If the ranks are identical, we continue by comparing pos[i+gap]
with pos[j+gap]
. This is the same as comparing the next gap characters of the (2*gap)-grams, i.e. the second half. If the ranks are indentical again, the two (2*gap)-grams are indentical, so we return 0. Otherwise we return 1 if the i-th suffix is smaller than the j-th suffix, 0 otherwise.
Example
The following example illustrates how the algorithm operates, and demonstrates in particular the role of the lexicographic names in the sorting algorithm.
The string we want to sort is abcxabcd
. It takes three iterations to generate the suffix array for this. In each iteration, I'll show S
(the string), sa
(the current state of the suffix array) and tmp
and pos
, which represent the lexicographic names.
First, we initialize:
S abcxabcd
sa 01234567
pos abcxabcd
Note how the lexicographic names, which initially represent the lexicographic rank of unigrams, are simply identical to the characters (i.e. the unigrams) themselves.
First iteration:
Sorting sa
, using bigrams as sorting criterion:
sa 04156273
The first two suffixes are 0 and 4 because those are the positions of bigram 'ab'. Then 1 and 5 (positions of bigram 'bc'), then 6 (bigram 'cd'), then 2 (bigram 'cx'). then 7 (incomplete bigram 'd'), then 3 (bigram 'xa'). Clearly, the positions correspond to the order, based solely on character bigrams.

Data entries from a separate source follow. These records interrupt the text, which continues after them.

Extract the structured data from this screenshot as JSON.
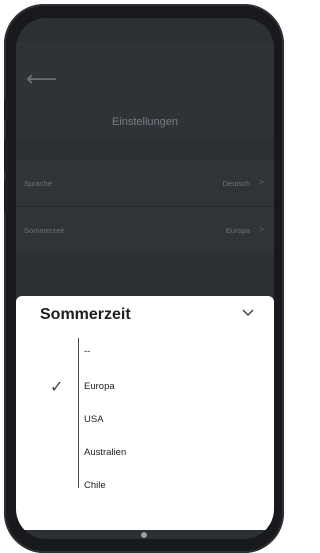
{
  "header": {
    "back_icon": "arrow-left-icon",
    "title": "Einstellungen"
  },
  "settings": [
    {
      "label": "Sprache",
      "value": "Deutsch"
    },
    {
      "label": "Sommerzeit",
      "value": "Europa"
    }
  ],
  "sheet": {
    "title": "Sommerzeit",
    "chevron_icon": "chevron-down-icon",
    "selected": "Europa",
    "options": [
      "--",
      "Europa",
      "USA",
      "Australien",
      "Chile"
    ]
  }
}
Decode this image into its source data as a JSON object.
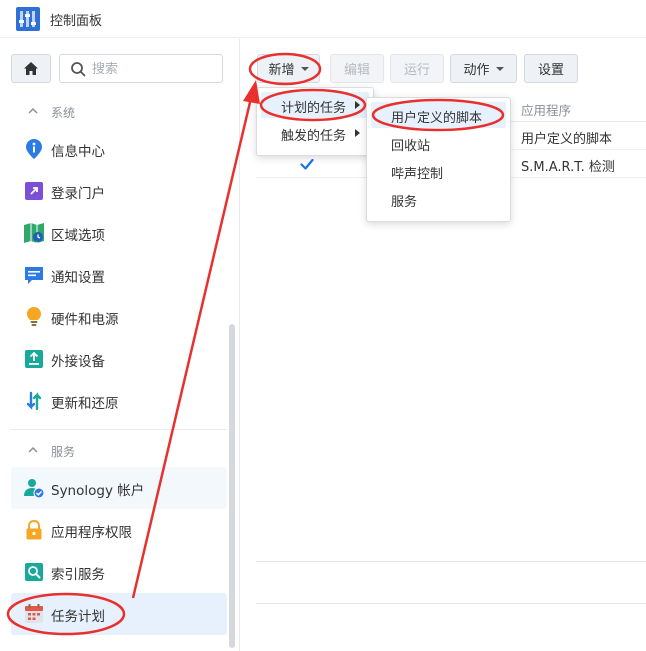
{
  "window": {
    "title": "控制面板"
  },
  "sidebar": {
    "search_placeholder": "搜索",
    "sections": [
      {
        "label": "系统"
      },
      {
        "label": "服务"
      }
    ],
    "system_items": [
      {
        "label": "信息中心",
        "icon": "info-icon"
      },
      {
        "label": "登录门户",
        "icon": "login-portal-icon"
      },
      {
        "label": "区域选项",
        "icon": "region-options-icon"
      },
      {
        "label": "通知设置",
        "icon": "notification-icon"
      },
      {
        "label": "硬件和电源",
        "icon": "lightbulb-icon"
      },
      {
        "label": "外接设备",
        "icon": "external-device-icon"
      },
      {
        "label": "更新和还原",
        "icon": "update-restore-icon"
      }
    ],
    "service_items": [
      {
        "label": "Synology 帐户",
        "icon": "synology-account-icon"
      },
      {
        "label": "应用程序权限",
        "icon": "lock-icon"
      },
      {
        "label": "索引服务",
        "icon": "index-service-icon"
      },
      {
        "label": "任务计划",
        "icon": "calendar-icon",
        "active": true
      }
    ]
  },
  "toolbar": {
    "create_label": "新增",
    "edit_label": "编辑",
    "run_label": "运行",
    "action_label": "动作",
    "settings_label": "设置"
  },
  "table": {
    "columns": {
      "app": "应用程序"
    },
    "rows": [
      {
        "checked": false,
        "app": "用户定义的脚本"
      },
      {
        "checked": true,
        "app": "S.M.A.R.T. 检测"
      }
    ]
  },
  "create_menu": {
    "items": [
      {
        "label": "计划的任务",
        "has_submenu": true,
        "hover": true
      },
      {
        "label": "触发的任务",
        "has_submenu": true
      }
    ]
  },
  "scheduled_submenu": {
    "items": [
      {
        "label": "用户定义的脚本",
        "hover": true
      },
      {
        "label": "回收站"
      },
      {
        "label": "哔声控制"
      },
      {
        "label": "服务"
      }
    ]
  },
  "colors": {
    "accent": "#1a73e8",
    "annotation_red": "#e8302f",
    "active_bg": "#e6f1fd"
  }
}
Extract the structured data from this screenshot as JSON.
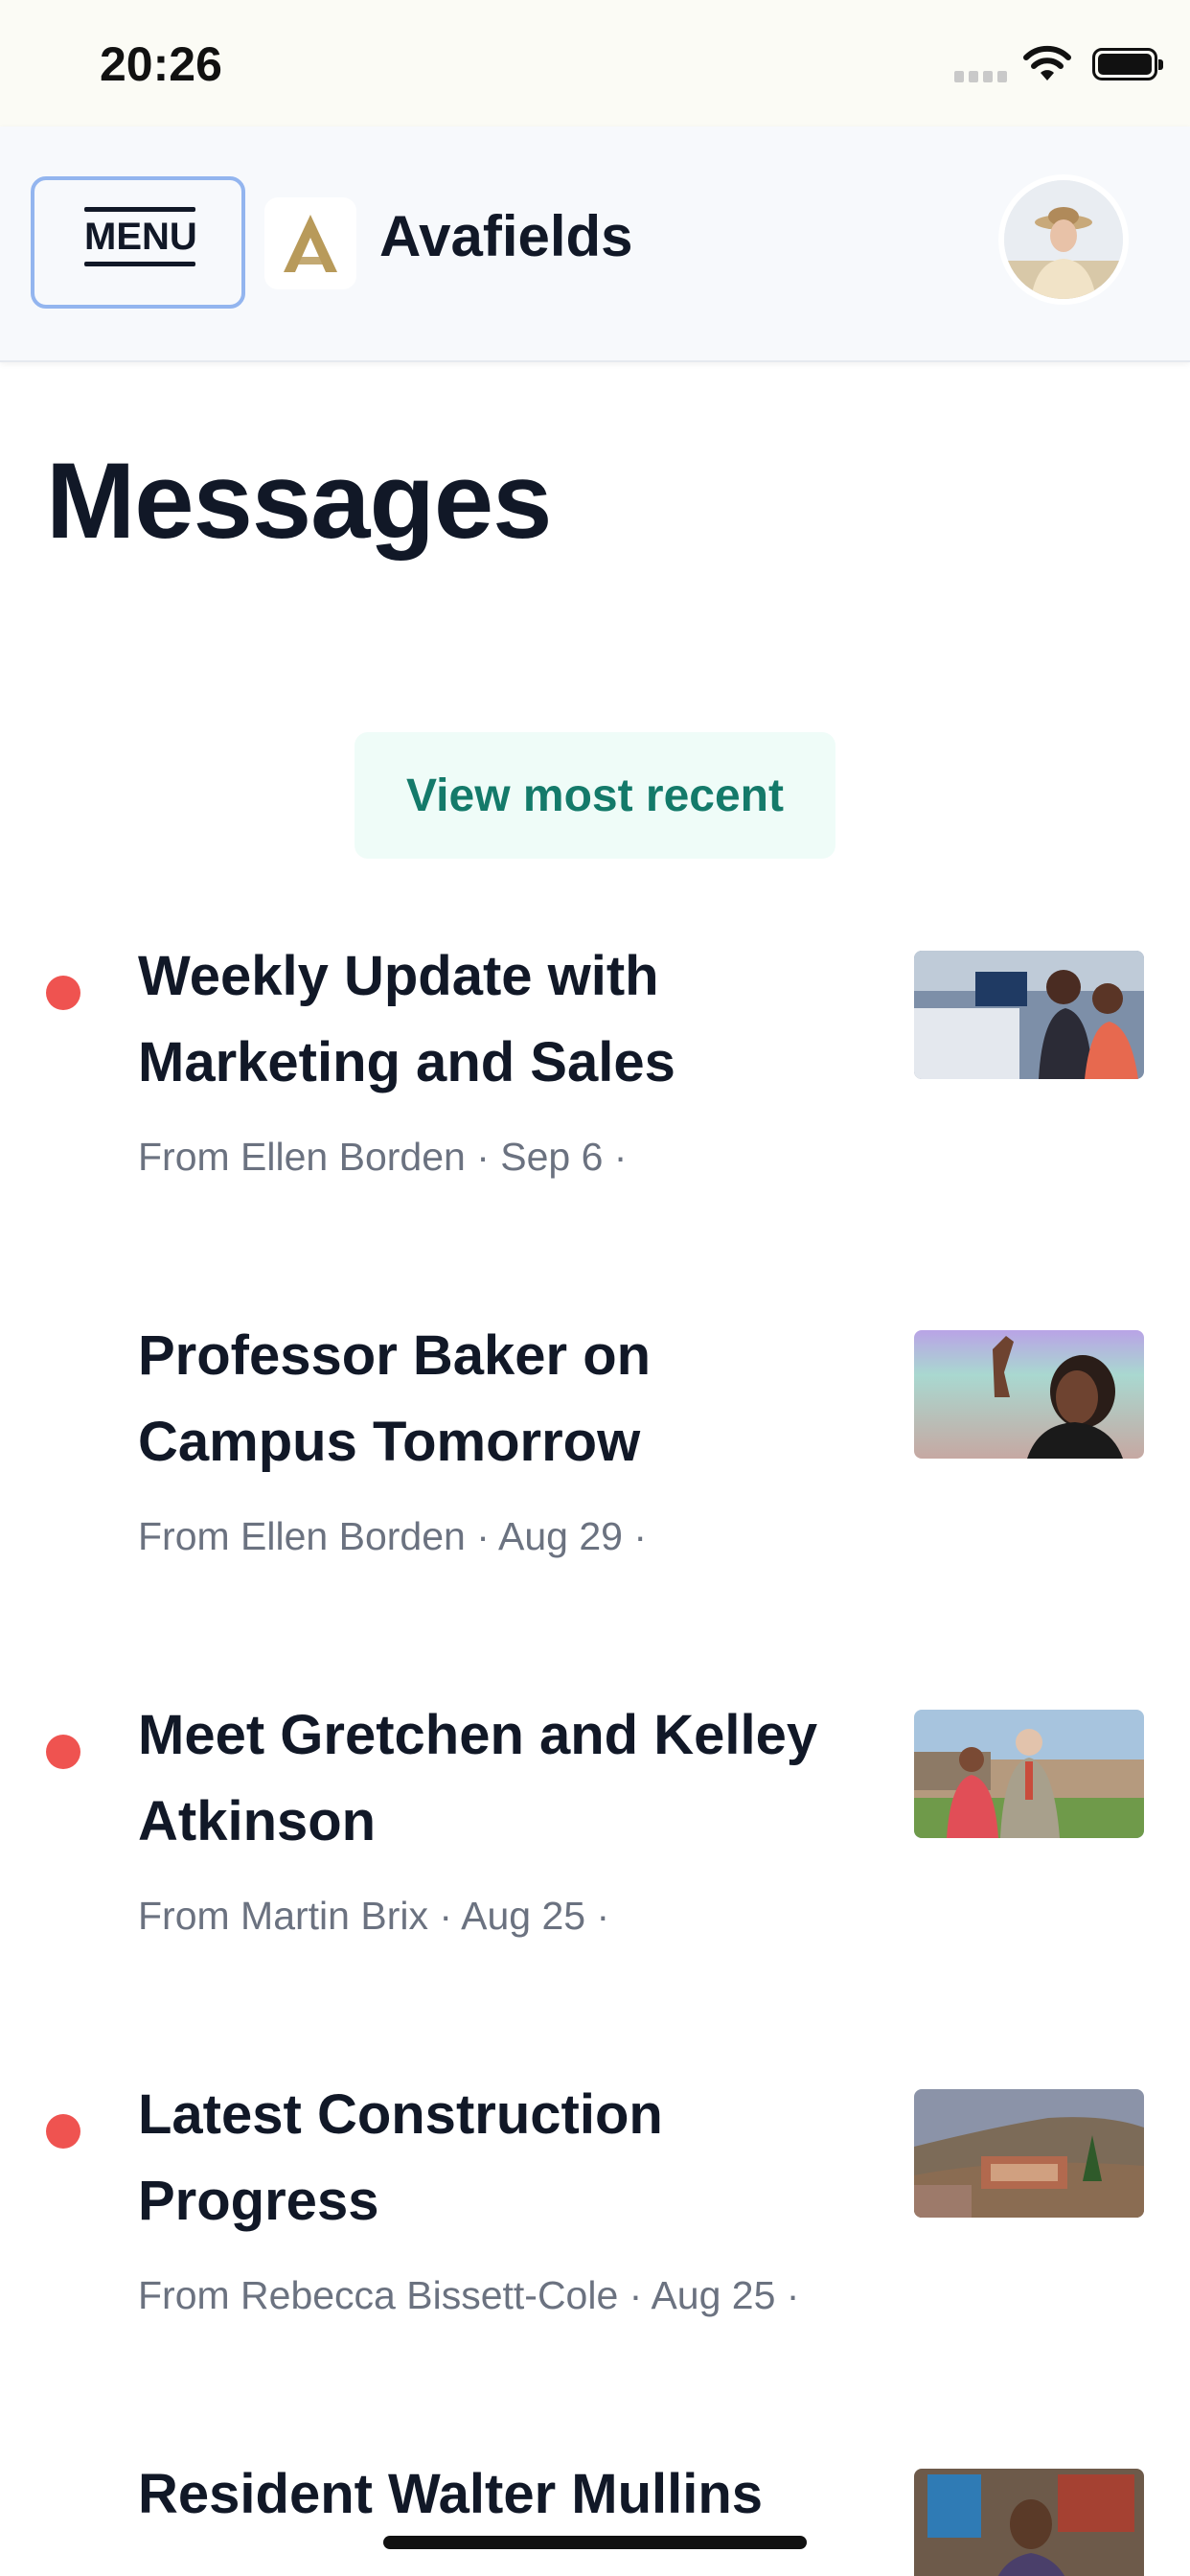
{
  "status_bar": {
    "time": "20:26"
  },
  "header": {
    "menu_label": "MENU",
    "app_name": "Avafields",
    "brand_color": "#b89a5a"
  },
  "page": {
    "title": "Messages",
    "recent_button_label": "View most recent"
  },
  "messages": [
    {
      "title_line1": "Weekly Update with",
      "title_line2": "Marketing and Sales",
      "meta": "From Ellen Borden · Sep 6 ·",
      "unread": true,
      "thumb": "office-meeting-photo"
    },
    {
      "title_line1": "Professor Baker on",
      "title_line2": "Campus Tomorrow",
      "meta": "From Ellen Borden · Aug 29 ·",
      "unread": false,
      "thumb": "speaker-photo"
    },
    {
      "title_line1": "Meet Gretchen and Kelley",
      "title_line2": "Atkinson",
      "meta": "From Martin Brix · Aug 25 ·",
      "unread": true,
      "thumb": "couple-photo"
    },
    {
      "title_line1": "Latest Construction",
      "title_line2": "Progress",
      "meta": "From Rebecca Bissett-Cole · Aug 25 ·",
      "unread": true,
      "thumb": "construction-site-photo"
    },
    {
      "title_line1": "Resident Walter Mullins",
      "unread": false,
      "thumb": "resident-portrait-photo"
    }
  ],
  "colors": {
    "unread_dot": "#ef5350",
    "recent_button_bg": "#effcf8",
    "recent_button_text": "#147a6a",
    "menu_border": "#93b5ef"
  }
}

Generating the lexicographic names:
tmp 00112345
As described, lexicographic names are assigned as increasing integers. The first two suffixes (both starting with bigram 'ab') get 0, the next two (both starting with bigram 'bc') get 1, then 2, 3, 4, 5 (each a different bigram).
Finally, we map this according to the positions in sa
, to get pos
:
sa 04156273
tmp 00112345
pos 01350124
(The way pos
is generated is this: Go through sa
from left to right, and use the entry to define the index in pos
. Use the corresponding entry in tmp
to define the value for that index. So pos[0]:=0
, pos[4]:=0
, pos[1]:=1
, pos[5]:=1
, pos[6]:=2
, and so on. The index comes from sa
, the value from tmp
.)
Second iteration:
We sort sa
again, and again we look at bigrams from pos
(which each represents a sequence of two bigrams of the original string).
sa 0451627